Nachhaltige Mobilität

EU und Bund müssen Weg für regenerative Kraftstoffe im Luftverkehr frei machen

Fotomontage aus vier Bildern mit Solarzellen, Getreidehalmen, Windrädern und Strommasten.

Verkehrsministerium fordert Unterstützung groß-industrieller Anlagen sowie Investitions- und Abnahmesicherheit

Anlässlich der vom Ministerium und der Landesvertretung am Donnerstag (16. Juli 2020) in Brüssel veranstalteten Podiumsdiskussion „Green Deal: ReFuelEUAviation – notwendige Voraussetzungen für einen erfolgreichen Hochlauf synthetischer Kraftstoffe in Europa erklärte Baden-Württembergs Verkehrsminister Winfried Hermann am Donnerstag in Stuttgart: „Wenn erneuerbare Kraftstoffe zum Einsatz kommen sollen dann müssen EU und Bund vom Reden zu Regeln kommen.“ Für den Einsatz regenerativer Kraftstoffe im Luftverkehr ist nach den Worten des Amtschefs im Verkehrsministerium Baden-Württemberg, Dr. Uwe Lahl, ein regulatorischer Rahmen dringend notwendig: „Ohne diesen Rahmen kommt der Beitrag von reFuels zur CO2-Reduktion im Verkehrssektor nicht rechtzeitig, da den Unternehmen die Investitions- und Abnahmesicherheit fehlt und allein der Bau großer Anlagen mehrere Jahre benötigt. Wir brauchen eine Überarbeitung der EU-Richtlinie über erneuerbare Energien (RED II), eine Überarbeitung der EU-Kraftstoffqualitätsrichtlinie (FQD) und den Start eines für die Branche attraktiven EU-Förderprogramms.“

Über den Einsatz sogenannter reFuels, synthetischer Kraftstoffe auf Basis erneuerbarer Energien, im europäischen Luftverkehr besteht weitestgehend Konsens. Frankreich hat sich bereits eine Quote von zwei Prozent bis zum Jahr 2025 zum Ziel gesetzt, andere Länder ringen damit, denn Insellösungen sind nicht optimal. „Gerade im Luftverkehr ist eine EU-weite Lösung notwendig. Ideal wäre natürlich eine internationale Lösung, doch soll uns das nicht vom ersten Schritt abhalten“, ergänzte Dr. Lahl.
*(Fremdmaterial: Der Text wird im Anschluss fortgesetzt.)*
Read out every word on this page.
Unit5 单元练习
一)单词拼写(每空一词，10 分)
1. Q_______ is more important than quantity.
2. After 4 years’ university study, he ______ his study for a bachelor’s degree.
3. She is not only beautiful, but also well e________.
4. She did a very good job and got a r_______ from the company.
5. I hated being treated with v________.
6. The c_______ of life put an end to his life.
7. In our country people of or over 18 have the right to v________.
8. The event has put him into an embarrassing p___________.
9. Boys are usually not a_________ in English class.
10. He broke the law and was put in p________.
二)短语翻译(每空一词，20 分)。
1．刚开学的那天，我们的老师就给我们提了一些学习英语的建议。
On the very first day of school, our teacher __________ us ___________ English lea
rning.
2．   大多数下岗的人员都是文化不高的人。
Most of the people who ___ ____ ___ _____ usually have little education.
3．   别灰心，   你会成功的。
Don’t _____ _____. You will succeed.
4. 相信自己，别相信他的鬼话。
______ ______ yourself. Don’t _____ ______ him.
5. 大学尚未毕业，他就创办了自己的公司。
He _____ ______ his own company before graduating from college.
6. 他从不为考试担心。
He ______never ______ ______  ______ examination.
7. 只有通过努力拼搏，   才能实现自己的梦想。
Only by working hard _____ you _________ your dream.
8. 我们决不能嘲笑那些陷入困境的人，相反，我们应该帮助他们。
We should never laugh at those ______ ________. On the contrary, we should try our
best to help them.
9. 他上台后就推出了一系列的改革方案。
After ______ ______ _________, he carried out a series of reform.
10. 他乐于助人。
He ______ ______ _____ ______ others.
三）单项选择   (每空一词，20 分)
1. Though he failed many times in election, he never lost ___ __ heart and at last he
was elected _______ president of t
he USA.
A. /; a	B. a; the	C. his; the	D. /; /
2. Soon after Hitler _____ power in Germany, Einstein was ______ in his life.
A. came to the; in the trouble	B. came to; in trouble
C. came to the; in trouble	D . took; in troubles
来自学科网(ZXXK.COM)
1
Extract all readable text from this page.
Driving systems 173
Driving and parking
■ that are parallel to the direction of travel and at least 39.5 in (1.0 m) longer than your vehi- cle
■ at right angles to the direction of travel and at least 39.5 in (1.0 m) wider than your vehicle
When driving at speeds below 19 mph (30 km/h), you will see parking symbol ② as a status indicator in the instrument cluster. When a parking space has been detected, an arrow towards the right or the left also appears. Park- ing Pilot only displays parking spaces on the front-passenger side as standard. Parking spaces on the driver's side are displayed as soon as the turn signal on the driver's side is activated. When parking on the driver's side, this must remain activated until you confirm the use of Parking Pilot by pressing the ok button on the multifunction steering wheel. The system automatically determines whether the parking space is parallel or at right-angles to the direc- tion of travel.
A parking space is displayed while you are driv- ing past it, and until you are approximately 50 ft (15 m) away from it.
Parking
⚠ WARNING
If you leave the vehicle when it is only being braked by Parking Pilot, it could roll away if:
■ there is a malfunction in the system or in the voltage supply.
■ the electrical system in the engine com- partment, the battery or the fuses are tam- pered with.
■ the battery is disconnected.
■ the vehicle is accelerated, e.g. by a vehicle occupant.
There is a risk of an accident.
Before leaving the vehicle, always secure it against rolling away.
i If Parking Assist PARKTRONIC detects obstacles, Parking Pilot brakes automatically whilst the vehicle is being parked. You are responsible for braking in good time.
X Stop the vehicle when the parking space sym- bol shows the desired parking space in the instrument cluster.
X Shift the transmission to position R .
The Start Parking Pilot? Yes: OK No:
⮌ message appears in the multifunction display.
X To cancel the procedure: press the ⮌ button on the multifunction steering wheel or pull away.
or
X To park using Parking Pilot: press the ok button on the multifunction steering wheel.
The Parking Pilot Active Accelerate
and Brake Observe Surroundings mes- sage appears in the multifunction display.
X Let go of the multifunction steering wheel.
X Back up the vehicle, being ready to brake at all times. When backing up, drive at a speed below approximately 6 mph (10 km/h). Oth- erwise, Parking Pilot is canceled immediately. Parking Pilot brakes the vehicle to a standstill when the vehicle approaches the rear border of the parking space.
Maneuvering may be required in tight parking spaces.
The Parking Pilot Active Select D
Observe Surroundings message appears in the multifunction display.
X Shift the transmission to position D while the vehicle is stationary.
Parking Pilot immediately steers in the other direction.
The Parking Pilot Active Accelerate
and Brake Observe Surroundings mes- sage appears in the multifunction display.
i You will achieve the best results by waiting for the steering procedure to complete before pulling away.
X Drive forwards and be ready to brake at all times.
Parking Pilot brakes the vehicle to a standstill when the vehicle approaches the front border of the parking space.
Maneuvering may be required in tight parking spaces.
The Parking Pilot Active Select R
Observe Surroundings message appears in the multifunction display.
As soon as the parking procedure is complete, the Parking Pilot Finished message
Der Marktanteil erneuerbarer synthetischer Kraftstoffe ist in Deutschland, Europa und der Welt noch sehr gering und es gibt nur wenige Anlagen zur Herstellung. „Das Know How sei vorhanden, jedoch fehle der rechtliche Rahmen für eine wirtschaftliche Skalierung von Anlagen im Industriemaßstab und damit für den Hochlauf der aktuell noch geringen Produktionsmengen. Hierfür müsse unverzüglich der notwendige Rechtsrahmen geschaffen werden. „Demonstrationsanlagen auf dem Weg zum industriellen Maßstab benötigen auch Finanzmittel der EU oder der Mitgliedstaaten, denn die Investitionen sind hoch und die Produktion kann sich am Anfang nur durch verpflichtende Beimischungsquoten rentieren,“ ergänzte Lahl.

Auch in Deutschland sei der notwendige Rahmen noch nicht umgesetzt. Zwar enthält die deutsche Wasserstoffstrategie als Ziel „die ambitionierte Umsetzung der EU-Erneuerbaren-Energien-Richtlinie (RED II) mit dem Ziel, ´grauen´ Wasserstoff in der Kraftstoffproduktion durch ´grünen´ Wasserstoff zu ersetzen“, doch sei die Zeit zur Umsetzung in nationales Recht sehr knapp. Lahl betonte: „Wir erwarten, dass der Bund den Referentenentwurf spätestens im September 2020 vorlegt, sonst schaffen wir den notwendigen rechtlichen Rahmen nicht mehr.“

Diese Rahmensetzungen bieten Studien zufolge auch ein erhebliches Potenzial für neue Arbeitsplätze in den Bereichen Anlagenplanung. Dabei geht es um rund 470.000 Arbeitsplätzen bis zum Jahr 2050 allein in Deutschland. Je früher die Produktion beginnt, desto früher tragen die Kraftstoffe zur CO2-Reduzierung bei und es werden neue Arbeitsplätze geschaffen.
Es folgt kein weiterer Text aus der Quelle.